The immobilization of the biocatalysts onto magnetic nanoparticles has been extensively applied as the external magnetic field facilitates the enzyme recovery from the reaction mixture. In the present study, glutaraldehyde‐modified magnetite‐cornstarch nanoparticles (MCNs) were successfully synthesized, elaborately characterized by ZetaSizer and surface‐enhanced Raman spectroscopy, and used for the immobilization of a thermoalkalophilic esterase from Geobacillus sp. The optimal immobilization conditions were obtained at 65°C, 2:3 molar ratios of Fe2+:Fe3+, and 1 g cornstarch resulted in approximately 90 nm magnetic particles in size.
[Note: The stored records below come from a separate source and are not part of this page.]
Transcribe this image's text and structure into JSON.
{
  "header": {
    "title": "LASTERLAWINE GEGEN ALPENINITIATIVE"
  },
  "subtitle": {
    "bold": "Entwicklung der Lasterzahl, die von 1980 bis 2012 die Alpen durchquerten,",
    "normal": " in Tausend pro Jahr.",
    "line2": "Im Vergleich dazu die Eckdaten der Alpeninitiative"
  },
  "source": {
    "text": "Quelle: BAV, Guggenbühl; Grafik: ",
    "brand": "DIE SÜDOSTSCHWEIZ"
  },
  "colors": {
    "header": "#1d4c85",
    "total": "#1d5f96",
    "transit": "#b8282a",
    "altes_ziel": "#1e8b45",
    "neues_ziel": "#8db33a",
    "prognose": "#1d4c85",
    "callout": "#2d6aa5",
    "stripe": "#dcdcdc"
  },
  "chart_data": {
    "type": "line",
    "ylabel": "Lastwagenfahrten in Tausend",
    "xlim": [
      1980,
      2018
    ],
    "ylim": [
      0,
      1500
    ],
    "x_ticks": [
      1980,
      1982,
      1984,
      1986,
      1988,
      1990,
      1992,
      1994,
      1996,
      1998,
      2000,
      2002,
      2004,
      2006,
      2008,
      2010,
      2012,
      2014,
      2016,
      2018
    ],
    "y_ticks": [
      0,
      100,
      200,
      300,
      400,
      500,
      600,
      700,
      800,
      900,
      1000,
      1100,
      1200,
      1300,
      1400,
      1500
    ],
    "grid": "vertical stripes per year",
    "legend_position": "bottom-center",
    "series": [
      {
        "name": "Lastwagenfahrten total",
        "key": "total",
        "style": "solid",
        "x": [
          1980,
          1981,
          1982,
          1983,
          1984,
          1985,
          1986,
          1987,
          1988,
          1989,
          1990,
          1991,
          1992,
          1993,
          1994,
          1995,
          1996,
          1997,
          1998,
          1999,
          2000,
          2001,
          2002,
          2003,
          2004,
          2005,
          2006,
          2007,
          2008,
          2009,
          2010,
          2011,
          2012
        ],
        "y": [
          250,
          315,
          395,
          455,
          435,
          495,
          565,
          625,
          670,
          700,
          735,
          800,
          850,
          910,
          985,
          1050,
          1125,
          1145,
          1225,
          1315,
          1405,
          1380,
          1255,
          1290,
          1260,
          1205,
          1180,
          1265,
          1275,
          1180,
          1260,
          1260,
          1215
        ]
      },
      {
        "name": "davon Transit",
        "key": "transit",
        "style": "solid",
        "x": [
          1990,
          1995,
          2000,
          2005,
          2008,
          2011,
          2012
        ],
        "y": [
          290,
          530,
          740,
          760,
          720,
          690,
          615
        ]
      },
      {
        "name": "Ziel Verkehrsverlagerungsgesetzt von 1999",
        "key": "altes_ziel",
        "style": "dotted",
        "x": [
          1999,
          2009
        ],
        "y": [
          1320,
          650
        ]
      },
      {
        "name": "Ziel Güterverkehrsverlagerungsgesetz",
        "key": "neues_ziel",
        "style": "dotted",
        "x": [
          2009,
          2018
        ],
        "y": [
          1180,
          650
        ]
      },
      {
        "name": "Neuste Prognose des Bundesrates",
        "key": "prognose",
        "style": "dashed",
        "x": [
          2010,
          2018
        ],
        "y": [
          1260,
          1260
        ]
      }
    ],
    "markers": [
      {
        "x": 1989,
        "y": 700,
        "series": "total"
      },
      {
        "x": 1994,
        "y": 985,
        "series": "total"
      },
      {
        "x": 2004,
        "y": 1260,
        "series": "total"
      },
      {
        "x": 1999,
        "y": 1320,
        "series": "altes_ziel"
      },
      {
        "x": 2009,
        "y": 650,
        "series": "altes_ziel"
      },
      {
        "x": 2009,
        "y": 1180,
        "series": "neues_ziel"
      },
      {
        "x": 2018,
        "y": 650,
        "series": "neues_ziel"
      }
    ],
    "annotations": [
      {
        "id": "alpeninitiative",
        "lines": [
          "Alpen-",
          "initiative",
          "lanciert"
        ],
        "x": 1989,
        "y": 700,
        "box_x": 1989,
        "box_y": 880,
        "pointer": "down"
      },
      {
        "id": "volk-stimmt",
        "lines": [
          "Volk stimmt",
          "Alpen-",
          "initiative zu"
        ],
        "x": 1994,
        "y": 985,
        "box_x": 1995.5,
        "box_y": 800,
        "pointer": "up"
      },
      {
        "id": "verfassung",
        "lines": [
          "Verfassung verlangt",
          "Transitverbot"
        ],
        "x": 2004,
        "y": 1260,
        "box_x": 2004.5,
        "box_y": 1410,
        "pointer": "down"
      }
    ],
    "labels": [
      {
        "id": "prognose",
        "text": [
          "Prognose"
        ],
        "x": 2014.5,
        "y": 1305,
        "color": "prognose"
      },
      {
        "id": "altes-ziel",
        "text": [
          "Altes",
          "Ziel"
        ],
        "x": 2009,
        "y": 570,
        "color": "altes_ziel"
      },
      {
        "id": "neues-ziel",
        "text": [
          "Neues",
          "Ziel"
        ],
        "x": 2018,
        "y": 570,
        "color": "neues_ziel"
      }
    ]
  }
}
Also, immobilization yield and immobilization efficiency of the esterase were found as 74% and 82%, respectively. Scanning electron microscopy micrographs showed that MCNs were uniform, spherical in shape, and well dispersed and esterase immobilized MCNs displayed similar morphology as free MCNs. The maximum activity of free and immobilized esterase was obtained at 65°C and pH 9. Immobilization onto glutaraldehyde‐modified MCNs significantly enhanced the esterase thermostability. Additionally, the immobilized esterase kept its residual activity of 75% after three sequential cycles, suggesting that it has favorable operational stability.